Oral Health Zone project coming to Nobles County
Trainings designed to lead to more proactive care for poor childrenWORTHINGTON — A medical doctor practicing with the University of Minnesota’s Department of Pediatrics is hoping to make a statewide impact with an initiative to improve the oral health of poor children on medical assistance programs
By: Julie Buntjer, Worthington Daily Globe
WORTHINGTON — A medical doctor practicing with the University of Minnesota’s Department of Pediatrics is hoping to make a statewide impact with an initiative to improve the oral health of poor children on medical assistance programs.
With grant funding from the Dental Trade Alliance, 3M and the National Children’s Oral Health Foundation, Dr. Amos Deinard has laid the groundwork for a project with the Minnesota Department of Health’s oral disease prevention unit and the National Children’s Oral Health Foundation to train medical doctors to provide basic dental care to disadvantaged children.
Deinard has contacted health care providers in the area to offer training on identification of, and treatment for, dental caries, which is the process of the enamel getting etched and ultimately leading to erosion and tooth decay.
As a doctor who received his medical education in the 1960s, Deinard said he wasn’t taught dental care in the classroom because people are supposed to see their dentist when they have a tooth ache.
In today’s environment, however, children on government-funded medical programs like Medicaid or Minnesota Care rarely have access to an actual dentist.
“In about the mid-’90s, dentists across the country took a hard stand that if you’re on Medicaid, we really don’t have any interest in taking care of you,” Deinard said.
As a result, there’s a growing problem of untreated dental problems in young children.
Nobles County was one of nine Minnesota counties initially identified by Deinard for the Oral Health Zone project. It was chosen primarily because of the high rate of Medicaid-eligible children living here. Now, he’s hoping to establish zones in 32 counties.
With vocal support already from Sanford, Avera, Affiliated Community Medical Centers and most recently the Mayo Health System, Deinard’s next step is to organize times and locations to meet with health care providers to conduct the trainings. He’d like to meet with staff from the area, particularly Rock, Nobles, Murray, Pipestone and Lyon counties.
The meetings would include distribution of photographic images of dental caries to give health professionals a better idea of what to look for, as well as a demonstration of applying a fluoride varnish to help protect the teeth from decay.
“The act of putting the varnish on and educating the caregiver should be delegated to the lowest-paid member of the medical staff,” Deinard said. “If you can put polish on your nails, I can train you to put varnish on in probably 30 seconds — it takes less than 3 minutes to do all 20 primary teeth of a young child.
“Nobles County public health should be putting varnish on now because they were trained,” he added. Agencies are reimbursed $14 for each fluoride varnish completed.
In addition to applying the fluoride varnish approximately four times per year, Deinard encourages health professionals to also educate the parents so their children exercise proper brushing habits. At the same time, parents have to learn not to give their children sugary drinks at bedtime, from milk to juice.
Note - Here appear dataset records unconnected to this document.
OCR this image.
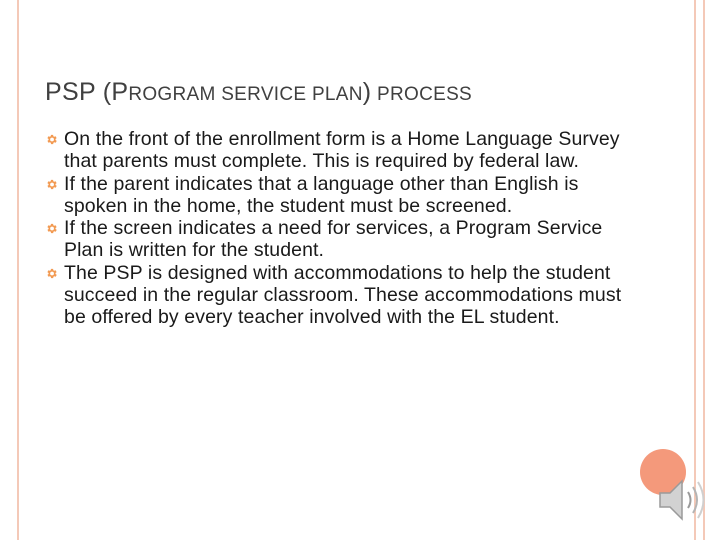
PSP (PROGRAM SERVICE PLAN) PROCESS
On the front of the enrollment form is a Home Language Survey that parents must complete. This is required by federal law.
If the parent indicates that a language other than English is spoken in the home, the student must be screened.
If the screen indicates a need for services, a Program Service Plan is written for the student.
The PSP is designed with accommodations to help the student succeed in the regular classroom. These accommodations must be offered by every teacher involved with the EL student.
Plain water is the only thing they should be given in a bottle or a sippy cup.
“The goal here is prevention,” Deinard said. “Caries is an infectious disease, and it is thus preventable.”
Without training medical professionals to perform oral health care during well-child visits, Deinard fears dental caries will continue to be a major problem.
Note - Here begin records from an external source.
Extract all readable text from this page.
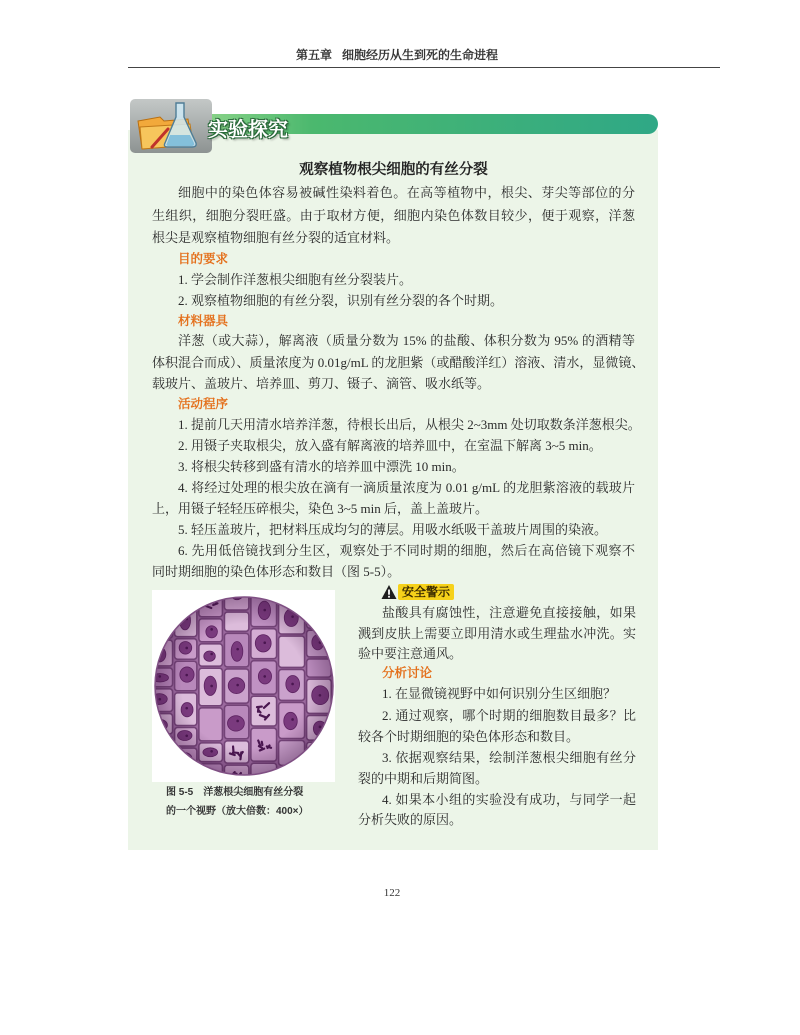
第五章 细胞经历从生到死的生命进程
实验探究
观察植物根尖细胞的有丝分裂
细胞中的染色体容易被碱性染料着色。在高等植物中，根尖、芽尖等部位的分
生组织，细胞分裂旺盛。由于取材方便，细胞内染色体数目较少，便于观察，洋葱
根尖是观察植物细胞有丝分裂的适宜材料。
目的要求
1. 学会制作洋葱根尖细胞有丝分裂装片。
2. 观察植物细胞的有丝分裂，识别有丝分裂的各个时期。
材料器具
洋葱（或大蒜），解离液（质量分数为 15% 的盐酸、体积分数为 95% 的酒精等
体积混合而成）、质量浓度为 0.01g/mL 的龙胆紫（或醋酸洋红）溶液、清水，显微镜、
载玻片、盖玻片、培养皿、剪刀、镊子、滴管、吸水纸等。
活动程序
1. 提前几天用清水培养洋葱，待根长出后，从根尖 2~3mm 处切取数条洋葱根尖。
2. 用镊子夹取根尖，放入盛有解离液的培养皿中，在室温下解离 3~5 min。
3. 将根尖转移到盛有清水的培养皿中漂洗 10 min。
4. 将经过处理的根尖放在滴有一滴质量浓度为 0.01 g/mL 的龙胆紫溶液的载玻片
上，用镊子轻轻压碎根尖，染色 3~5 min 后，盖上盖玻片。
5. 轻压盖玻片，把材料压成均匀的薄层。用吸水纸吸干盖玻片周围的染液。
6. 先用低倍镜找到分生区，观察处于不同时期的细胞，然后在高倍镜下观察不
同时期细胞的染色体形态和数目（图 5-5）。
图 5-5　洋葱根尖细胞有丝分裂
的一个视野（放大倍数：400×）
安全警示
盐酸具有腐蚀性，注意避免直接接触，如果
溅到皮肤上需要立即用清水或生理盐水冲洗。实
验中要注意通风。
分析讨论
1. 在显微镜视野中如何识别分生区细胞？
2. 通过观察，哪个时期的细胞数目最多？比
较各个时期细胞的染色体形态和数目。
3. 依据观察结果，绘制洋葱根尖细胞有丝分
裂的中期和后期简图。
4. 如果本小组的实验没有成功，与同学一起
分析失败的原因。
122
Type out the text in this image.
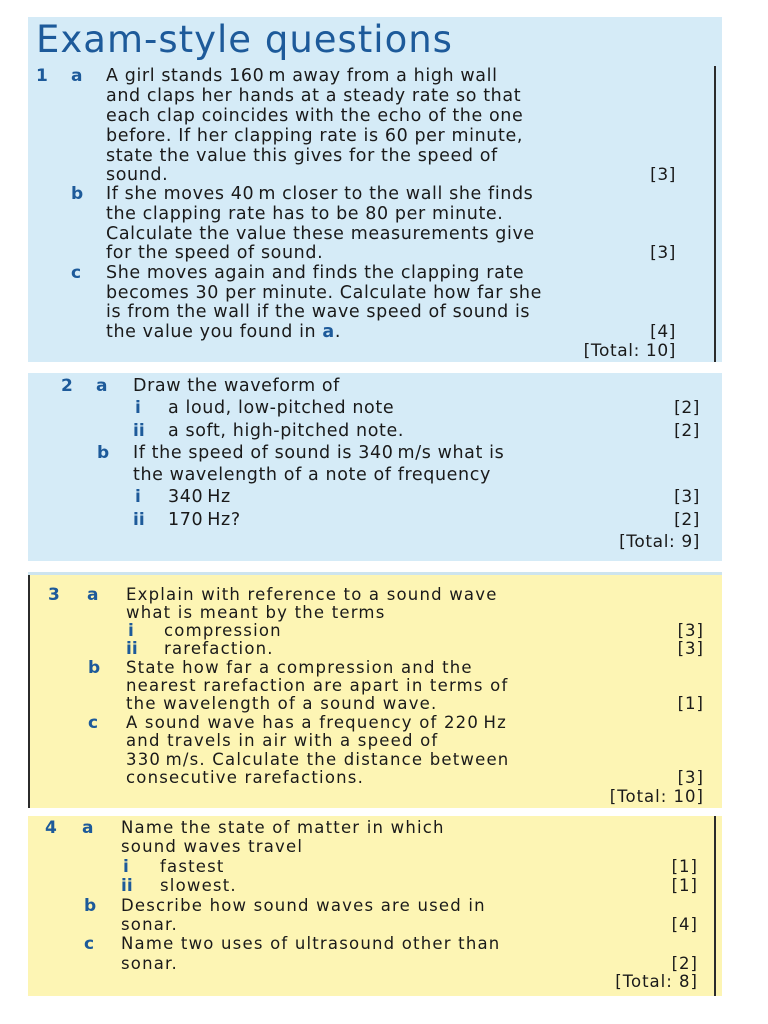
Exam-style questions
1 a A girl stands 160 m away from a high wall
and claps her hands at a steady rate so that
each clap coincides with the echo of the one
before. If her clapping rate is 60 per minute,
state the value this gives for the speed of
sound.	[3]
b If she moves 40 m closer to the wall she finds
the clapping rate has to be 80 per minute.
Calculate the value these measurements give
for the speed of sound.	[3]
c She moves again and finds the clapping rate
becomes 30 per minute. Calculate how far she
is from the wall if the wave speed of sound is
the value you found in a.	[4]
[Total: 10]
2 a Draw the waveform of
i a loud, low-pitched note	[2]
ii a soft, high-pitched note.	[2]
b If the speed of sound is 340 m/s what is
the wavelength of a note of frequency
i 340 Hz	[3]
ii 170 Hz?	[2]
[Total: 9]
3 a Explain with reference to a sound wave
what is meant by the terms
i compression	[3]
ii rarefaction.	[3]
b State how far a compression and the
nearest rarefaction are apart in terms of
the wavelength of a sound wave.	[1]
c A sound wave has a frequency of 220 Hz
and travels in air with a speed of
330 m/s. Calculate the distance between
consecutive rarefactions.	[3]
[Total: 10]
4 a Name the state of matter in which
sound waves travel
i fastest	[1]
ii slowest.	[1]
b Describe how sound waves are used in
sonar.	[4]
c Name two uses of ultrasound other than
sonar.	[2]
[Total: 8]
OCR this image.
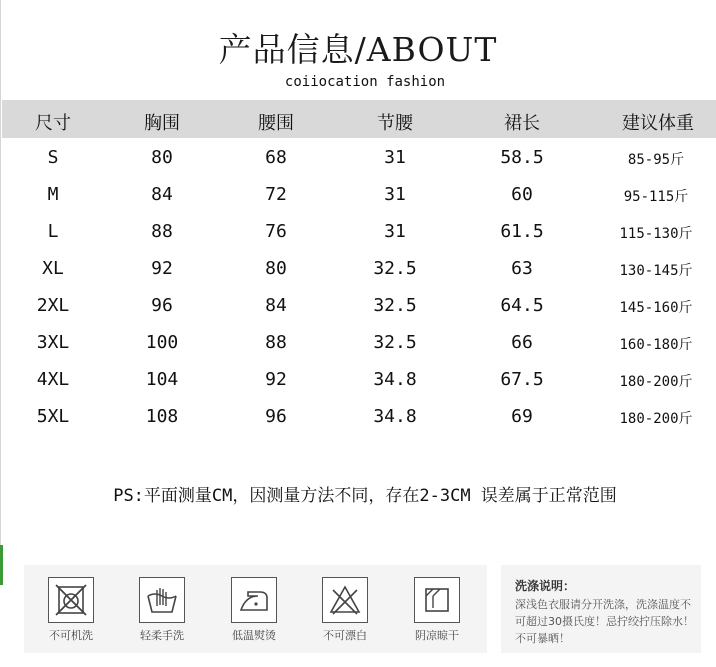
产品信息/ABOUT
coiiocation fashion
尺寸	胸围	腰围	节腰	裙长	建议体重
S	80	68	31	58.5	85-95斤
M	84	72	31	60	95-115斤
L	88	76	31	61.5	115-130斤
XL	92	80	32.5	63	130-145斤
2XL	96	84	32.5	64.5	145-160斤
3XL	100	88	32.5	66	160-180斤
4XL	104	92	34.8	67.5	180-200斤
5XL	108	96	34.8	69	180-200斤
PS:平面测量CM，因测量方法不同，存在2-3CM 误差属于正常范围
不可机洗	轻柔手洗	低温熨烫	不可漂白	阴凉晾干
洗涤说明：
深浅色衣服请分开洗涤，洗涤温度不可超过30摄氏度！忌拧绞拧压除水！不可暴晒！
Children who suffer from tooth decay and abscesses end up in emergency rooms all too often, which leads to high medical costs and usually just a temporary fix to the underlying problem, he said.
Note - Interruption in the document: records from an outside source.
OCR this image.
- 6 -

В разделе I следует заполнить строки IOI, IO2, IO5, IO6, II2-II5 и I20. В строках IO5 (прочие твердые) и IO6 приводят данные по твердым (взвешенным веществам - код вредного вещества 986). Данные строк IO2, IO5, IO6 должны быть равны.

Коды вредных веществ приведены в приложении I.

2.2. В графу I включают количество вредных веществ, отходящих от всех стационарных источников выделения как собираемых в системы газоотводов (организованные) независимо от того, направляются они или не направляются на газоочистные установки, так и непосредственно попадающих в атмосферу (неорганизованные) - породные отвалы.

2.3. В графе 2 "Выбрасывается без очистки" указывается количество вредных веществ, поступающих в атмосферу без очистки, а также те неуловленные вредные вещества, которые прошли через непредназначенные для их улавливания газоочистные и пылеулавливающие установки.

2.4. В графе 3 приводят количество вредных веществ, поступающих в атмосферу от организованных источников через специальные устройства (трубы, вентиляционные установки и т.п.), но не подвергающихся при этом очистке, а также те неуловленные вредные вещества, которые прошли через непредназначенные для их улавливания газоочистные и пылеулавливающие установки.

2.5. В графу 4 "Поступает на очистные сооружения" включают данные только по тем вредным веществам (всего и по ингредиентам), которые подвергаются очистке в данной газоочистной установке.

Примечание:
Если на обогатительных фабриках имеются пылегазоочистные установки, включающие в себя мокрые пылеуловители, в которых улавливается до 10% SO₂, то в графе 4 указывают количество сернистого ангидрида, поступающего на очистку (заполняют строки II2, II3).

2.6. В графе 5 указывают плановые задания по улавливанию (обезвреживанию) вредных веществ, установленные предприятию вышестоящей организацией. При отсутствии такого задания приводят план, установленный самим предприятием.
Deinard spoke of one instance where a child was taken to the ER for the same tooth problem 11 times in a one-year period, and the problem was never fixed because ER docs don’t pull teeth.
“Dental care in an emergency room isn’t complete care — you’re paying $400 to $500 for incomplete care in an ER — because they didn’t have dental care to fix the problem,” he said. “There’s huge dollars being spent by health plans paying for kids who have no dental care, have abscessed teeth and end up in the ER.”
By establishing an Oral Health Zone in Nobles County, Deinard wants the community to take ownership of the caries problem affecting its children.
“The docs can do prevention and the dentists can agree, under the watchful eye of the citizens of the county, to take any referral that comes their way,” he said.
Deinard’s grant funding to lead the trainings will run out by the end of this year, but it’s a project he feels so strongly about that he’s willing to see it through.
“It’s a project I want to see come to fruition and actually accomplish something,” he said.